16 Settembre 2024

Si va delineando una nebulosa sovranista eterogenea e percorsa da una conflittualità che va oltre la competizione elettorale esasperata dal sistema proporzionale

A un anno dalle Europee del 2024, i giochi sembrano avviati a un esito quasi scontato: l’affermazione di uno schieramento nel quale Popolari e destre, contro avversari in crisi di identità e di leadership. L’idea di un «vento» conservatore difficile da fermare è ormai passata nella percezione generale. Anche se non si capisce fino in fondo se sia evocato dagli avversari per giustificare e assolvere la propria inadeguatezza; o se davvero sia una dinamica inarrestabile.
Sotto questo aspetto, la situazione continentale potrebbe somigliare sempre più a quella italiana dopo le Politiche del 25 settembre: con opposizioni divise e inconsistenti, e una maggioranza forte e in parallelo divisa da tensioni striscianti. Si va delineando una nebulosa sovranista più eterogenea di quanto faccia intendere l’aggettivo che la definisce; e percorsa da una conflittualità che va oltre la competizione elettorale esasperata dal sistema proporzionale.
L’invasione russa dell’Ucraina sottolinea differenze di politica estera non solo a sinistra. Fotografare la distanza tra la premier Giorgia Meloni sulla Nato rispetto a Matteo Salvini e a Silvio Berlusconi, non fa solo il paio con le divergenze tra Pd e M5S. Evoca anche quelle tra la Polonia «americana» e l’Ungheria filo-Putin, che ha frantumato l’unità euroscettica del«gruppo di Visegrad»; e i contrasti a Varsavia tra i popolari di Donald Tusk e i conservatori del premier Mateusz Morawiecki.

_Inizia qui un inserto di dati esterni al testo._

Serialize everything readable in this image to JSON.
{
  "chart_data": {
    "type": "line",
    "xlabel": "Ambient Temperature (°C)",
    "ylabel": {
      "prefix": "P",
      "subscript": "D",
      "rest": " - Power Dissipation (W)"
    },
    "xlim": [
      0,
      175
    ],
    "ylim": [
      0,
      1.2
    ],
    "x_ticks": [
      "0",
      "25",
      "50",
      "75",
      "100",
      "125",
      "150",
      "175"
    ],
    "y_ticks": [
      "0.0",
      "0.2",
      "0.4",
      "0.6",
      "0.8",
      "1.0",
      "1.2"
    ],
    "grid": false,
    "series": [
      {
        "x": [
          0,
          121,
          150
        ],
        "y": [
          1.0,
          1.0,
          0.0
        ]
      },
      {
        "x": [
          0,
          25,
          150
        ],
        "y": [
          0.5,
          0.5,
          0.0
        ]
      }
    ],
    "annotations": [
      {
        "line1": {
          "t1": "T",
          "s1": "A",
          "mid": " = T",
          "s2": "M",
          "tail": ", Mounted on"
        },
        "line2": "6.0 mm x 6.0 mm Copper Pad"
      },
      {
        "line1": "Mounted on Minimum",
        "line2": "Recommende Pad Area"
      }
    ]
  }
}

Non è soltanto uno scontro all’ultimo voto, che poi dovrebbe risolversi in un’alleanza sull’asse di centrodestra al posto dell’attuale tra Ppe e socialisti. È anche un conflitto culturale. La Corte di giustizia dell’Ue che ha condannato la Polonia per la sua riforma della giustizia anticipa contrasti destinati a inasprirsi. E rimanda alle divergenze tra i popolari tedeschi rispetto all’alleanza con i conservatori di cui è presidente proprio Giorgia Meloni. Ancora, incrocia il rifiuto, forse difensivo, di Salvini a convergere sul Ppe. E indirettamente ripropone la cordiale idiosincrasia tra la premier italiana e la padrona della destra francese, Marine Le Pen, alleata della Lega…
È lo sfondo di una nebulosa accomunata da una forte dose di nazionalismo, e da un certo risentimento verso l’«invadenza» europea. Ma in parallelo divisa sia sull’atteggiamento verso il conflitto russo-ucraino, sia da tensioni accentuate per paradosso proprio dalla debolezza del fronte avversario. Come in Italia, anche in Europa si ha l’impressione che da qui al 2024 lo schieramento di centrodestra svolgerà in contemporanea il ruolo del governo e dell’opposizione. Con esito incerto, nonostante il netto vantaggio di partenza.